Patienteninformationen zur Osteopathie bei Kindern

Eine Arbeitsgruppe der Deutschen Akademie für Kinder- und Jugendmedizin (DAKJ e.V.) hat sich eingehend mit der Wertigkeit osteopathischer Behandlungsmassnahmen bei Neugeborenen, Säuglingen und Kleinkindern befasst und ist zu dem Schluss gekommen, dass es bislang keinen Wirksamkeitsnachweis in dieser Altersgruppe gibt, sehr wohl jedoch in Einzelfällen schwerwiegende Nebenwirkungen.
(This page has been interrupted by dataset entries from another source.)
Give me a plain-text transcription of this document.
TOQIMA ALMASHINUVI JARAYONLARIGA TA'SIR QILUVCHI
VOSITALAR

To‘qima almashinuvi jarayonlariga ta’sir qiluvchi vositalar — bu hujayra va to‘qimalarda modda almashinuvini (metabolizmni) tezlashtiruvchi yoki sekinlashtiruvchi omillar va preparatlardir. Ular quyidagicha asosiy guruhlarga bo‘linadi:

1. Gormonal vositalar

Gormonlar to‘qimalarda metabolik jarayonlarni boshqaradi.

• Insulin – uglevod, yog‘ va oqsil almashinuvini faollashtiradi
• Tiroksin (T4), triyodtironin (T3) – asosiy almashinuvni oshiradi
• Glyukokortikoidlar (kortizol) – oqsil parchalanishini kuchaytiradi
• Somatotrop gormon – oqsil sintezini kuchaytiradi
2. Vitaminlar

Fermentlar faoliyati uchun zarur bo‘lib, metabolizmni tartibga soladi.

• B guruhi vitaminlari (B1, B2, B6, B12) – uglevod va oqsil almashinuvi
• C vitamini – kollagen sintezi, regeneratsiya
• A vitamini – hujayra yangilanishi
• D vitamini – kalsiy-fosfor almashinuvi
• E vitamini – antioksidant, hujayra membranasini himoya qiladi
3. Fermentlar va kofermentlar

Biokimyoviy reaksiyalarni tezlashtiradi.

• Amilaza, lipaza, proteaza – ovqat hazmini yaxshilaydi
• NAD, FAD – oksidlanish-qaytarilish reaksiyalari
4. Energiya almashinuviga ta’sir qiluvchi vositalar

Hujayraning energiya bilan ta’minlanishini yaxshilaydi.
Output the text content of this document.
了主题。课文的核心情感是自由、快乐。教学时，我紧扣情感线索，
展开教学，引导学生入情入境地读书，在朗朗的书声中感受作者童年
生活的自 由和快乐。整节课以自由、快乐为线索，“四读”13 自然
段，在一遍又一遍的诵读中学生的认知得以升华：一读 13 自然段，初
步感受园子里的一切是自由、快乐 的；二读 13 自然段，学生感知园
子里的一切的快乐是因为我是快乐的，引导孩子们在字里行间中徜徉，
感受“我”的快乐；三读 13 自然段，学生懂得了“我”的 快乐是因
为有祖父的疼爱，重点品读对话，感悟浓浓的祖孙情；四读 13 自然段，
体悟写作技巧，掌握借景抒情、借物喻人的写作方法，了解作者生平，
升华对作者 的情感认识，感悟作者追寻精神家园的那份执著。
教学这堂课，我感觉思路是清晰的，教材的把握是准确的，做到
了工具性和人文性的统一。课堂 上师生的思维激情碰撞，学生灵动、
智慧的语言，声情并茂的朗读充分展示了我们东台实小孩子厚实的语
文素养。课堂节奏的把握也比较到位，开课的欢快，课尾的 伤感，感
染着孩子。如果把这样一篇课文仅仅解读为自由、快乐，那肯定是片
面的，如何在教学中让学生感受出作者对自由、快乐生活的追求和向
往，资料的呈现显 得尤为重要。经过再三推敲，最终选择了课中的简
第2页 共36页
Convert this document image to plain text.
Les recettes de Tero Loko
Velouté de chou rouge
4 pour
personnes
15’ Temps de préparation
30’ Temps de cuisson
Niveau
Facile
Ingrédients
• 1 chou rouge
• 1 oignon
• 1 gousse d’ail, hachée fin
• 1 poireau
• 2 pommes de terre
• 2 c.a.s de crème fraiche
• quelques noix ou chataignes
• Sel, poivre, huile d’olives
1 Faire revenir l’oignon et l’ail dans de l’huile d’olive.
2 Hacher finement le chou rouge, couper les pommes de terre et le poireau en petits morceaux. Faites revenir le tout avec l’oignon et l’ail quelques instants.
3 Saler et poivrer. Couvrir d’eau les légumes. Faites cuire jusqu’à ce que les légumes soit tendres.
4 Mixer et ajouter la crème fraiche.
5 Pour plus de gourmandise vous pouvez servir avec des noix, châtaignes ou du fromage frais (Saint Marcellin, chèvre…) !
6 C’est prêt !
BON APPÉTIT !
Aus pädiatrischer Sicht wurde kürzlich eine Metaanalyse zur Osteopathie veröffentlicht. Es wurden 17 randomisierte und kontrollierte Studien an Kindern und Jugendlichen unter 18 Jahre mit insgesamt 887 Patienten analysiert. Zugrundeliegende Erkrankungen waren Cerebralparesen, Atemwegserkrankungen, Otitis media, muskuläre/skelettale Funktionsstörungen, ADHS und weitere einzelne Erkrankungen. Letztendlich kommen die Autoren zu der Schlussfolgerung, dass es weiterhin keinen wissenschaftlichen Wirksamkeitsnachweis für eine osteopathische Behandlung bei Kindern und Jugendlichen gibt. 


Wenn der Arzt eine osteopathische Therapie per Rezept und mit ärztlicher Unterschrift verordnet, dann haftet er persönlich für diese Therapieentscheidung. Beruht der Schaden dann ggf. nicht oder nicht sicher auf einem Behandlerfehler, sondern ggf. bereits auf einer fehlerhaften Indikation oder gar auf einer übersehenen Kontraindikation, dann steckt der Verordner ganz tief in der Haftungsfrage mit drin.

Wir bitten daher unsere Praxiseltern ihre Kinder vor unwirksamen osteopathischen Behandlungen mit teilweise schwerwiegenden Nebenwirkungen zu bewahren. Wir werden aus den oben genannten Gründen sicherlich kein Rezept/Verordnung ausstellen.